6 Penn and Patty, “Classification Algorithms and Social Outcomes,” American Journal of Political Science (forthcoming). The formal results on designer objectives and their equilibrium effects are here. The aligned incentives result — that compliance-maximizing designers produce classifiers satisfying a meaningful behavioral neutrality across groups, while accuracy-maximizing designers do not — is, in my view, one of the more practically important results in the paper, and the one most directly relevant to the regulatory question the Frontiers paper is addressing.
7 All Measurements Are Local, April 1, 2026, works through the Arrow recursion in the context of CPI weighting — the BLS faces the same social choice problem in constructing a headline inflation number that legislators face in mandating a fairness definition, and for the same reasons. The underlying argument is from Social Choice and Legitimacy (2014), specifically the book’s treatment of Arrow’s conditions as applying to any coherent aggregation procedure, not just electoral ones. The impossibility is not a feature of elections. It is a feature of aggregation. A regulatory process that aggregates stakeholder preferences over fairness criteria is an aggregation procedure, and Arrow’s four conditions — Unrestricted Domain, Pareto, Independence of Irrelevant Alternatives, Non-Dictatorship — are all entirely reasonable to require of such a process, and are jointly incompatible with a guarantee of a coherent output. The impossibility moves into the regulatory room. It does not evaporate upon arrival. The Russell Sage book addresses this directly — the interaction between algorithmic classification systems and the social choice problems embedded in their governance is, essentially, the subject of its ninth chapter.

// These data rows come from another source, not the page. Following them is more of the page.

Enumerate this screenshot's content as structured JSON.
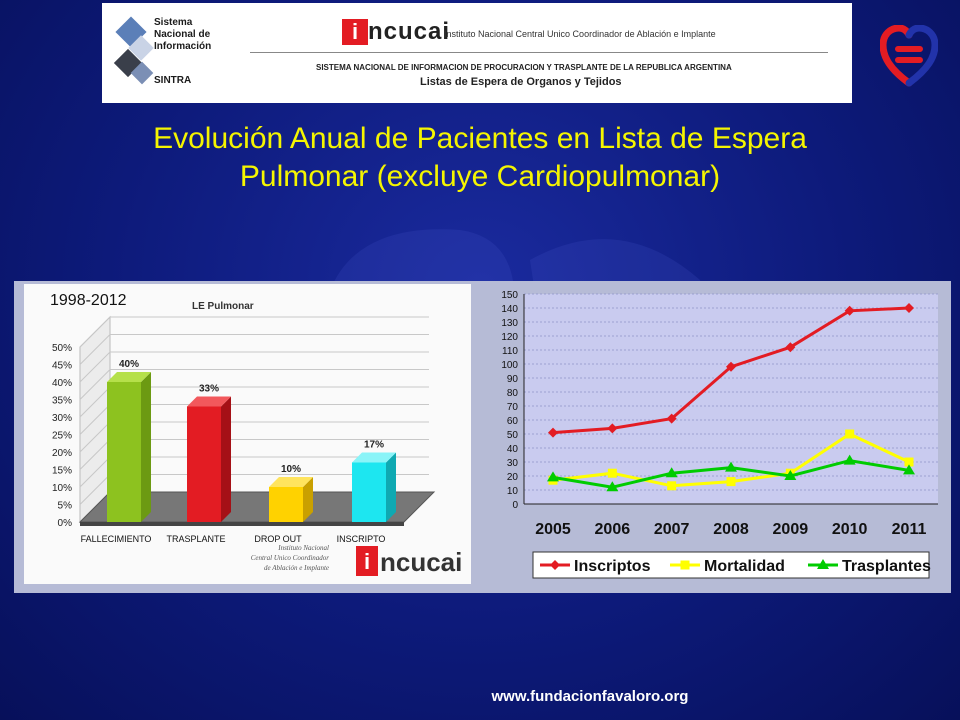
{
  "banner": {
    "sintra_lines": [
      "Sistema",
      "Nacional de",
      "Información"
    ],
    "sintra_name": "SINTRA",
    "incucai_logo_text": "ncucai",
    "incucai_logo_initial": "i",
    "incucai_full_name": "Instituto Nacional Central Unico Coordinador de Ablación e Implante",
    "subtitle_1": "SISTEMA NACIONAL DE INFORMACION DE PROCURACION Y TRASPLANTE DE LA REPUBLICA ARGENTINA",
    "subtitle_2": "Listas de Espera de Organos y Tejidos"
  },
  "slide": {
    "title_line_1": "Evolución Anual de Pacientes en Lista de Espera",
    "title_line_2": "Pulmonar (excluye Cardiopulmonar)",
    "footer_url": "www.fundacionfavaloro.org"
  },
  "colors": {
    "title": "#f5f500",
    "green": "#8dc21f",
    "red": "#e31c23",
    "yellow": "#ffd200",
    "cyan": "#1de6f0",
    "inscriptos": "#e31c23",
    "mortalidad": "#ffff00",
    "trasplantes": "#00cc00"
  },
  "chart_data": [
    {
      "type": "bar",
      "period_label": "1998-2012",
      "title": "LE Pulmonar",
      "categories": [
        "FALLECIMIENTO",
        "TRASPLANTE",
        "DROP OUT",
        "INSCRIPTO"
      ],
      "values": [
        40,
        33,
        10,
        17
      ],
      "value_labels": [
        "40%",
        "33%",
        "10%",
        "17%"
      ],
      "yticks": [
        "0%",
        "5%",
        "10%",
        "15%",
        "20%",
        "25%",
        "30%",
        "35%",
        "40%",
        "45%",
        "50%"
      ],
      "ylim": [
        0,
        50
      ],
      "grid": true,
      "watermark_lines": [
        "Instituto Nacional",
        "Central Unico Coordinador",
        "de Ablación e Implante"
      ],
      "logo_text": "ncucai",
      "logo_initial": "i"
    },
    {
      "type": "line",
      "x": [
        "2005",
        "2006",
        "2007",
        "2008",
        "2009",
        "2010",
        "2011"
      ],
      "series": [
        {
          "name": "Inscriptos",
          "values": [
            51,
            54,
            61,
            98,
            112,
            138,
            140
          ]
        },
        {
          "name": "Mortalidad",
          "values": [
            17,
            22,
            13,
            16,
            22,
            50,
            30
          ]
        },
        {
          "name": "Trasplantes",
          "values": [
            19,
            12,
            22,
            26,
            20,
            31,
            24
          ]
        }
      ],
      "ylim": [
        0,
        150
      ],
      "yticks": [
        0,
        10,
        20,
        30,
        40,
        50,
        60,
        70,
        80,
        90,
        100,
        110,
        120,
        130,
        140,
        150
      ],
      "grid": true,
      "legend_position": "bottom"
    }
  ]
}
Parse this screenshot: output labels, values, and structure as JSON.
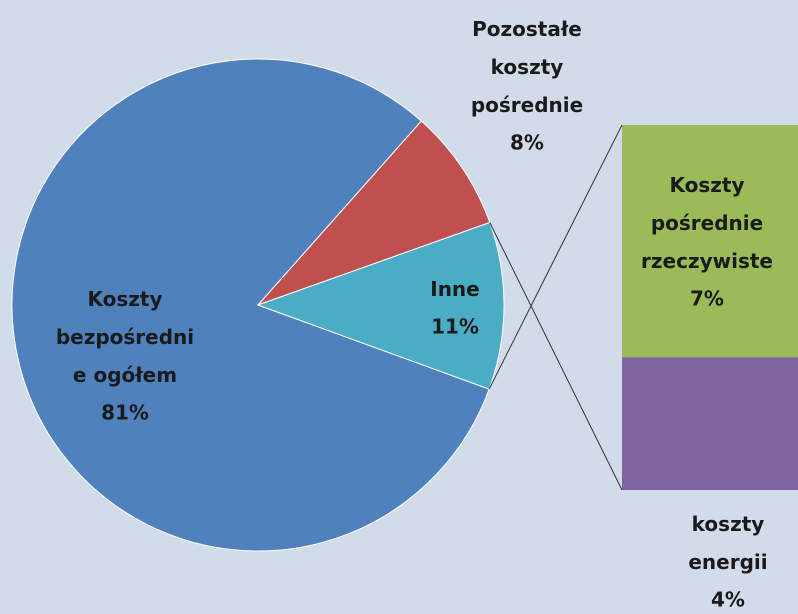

I am embarrassingly excited to see the return of The MoP. Yes, the theorem has sequels, and those sequels are the inexorable products of individuals’ rational responses to classifiers. It seems that social scientists and societies in general are forever plagued by the data generating process. Observe, classify, observe once again, classify again, rinse and repeat. Too much fun!
Keep the posts coming.
Thanks, Scott! 🙂 Hope all is well in Athens and hope to see you soon!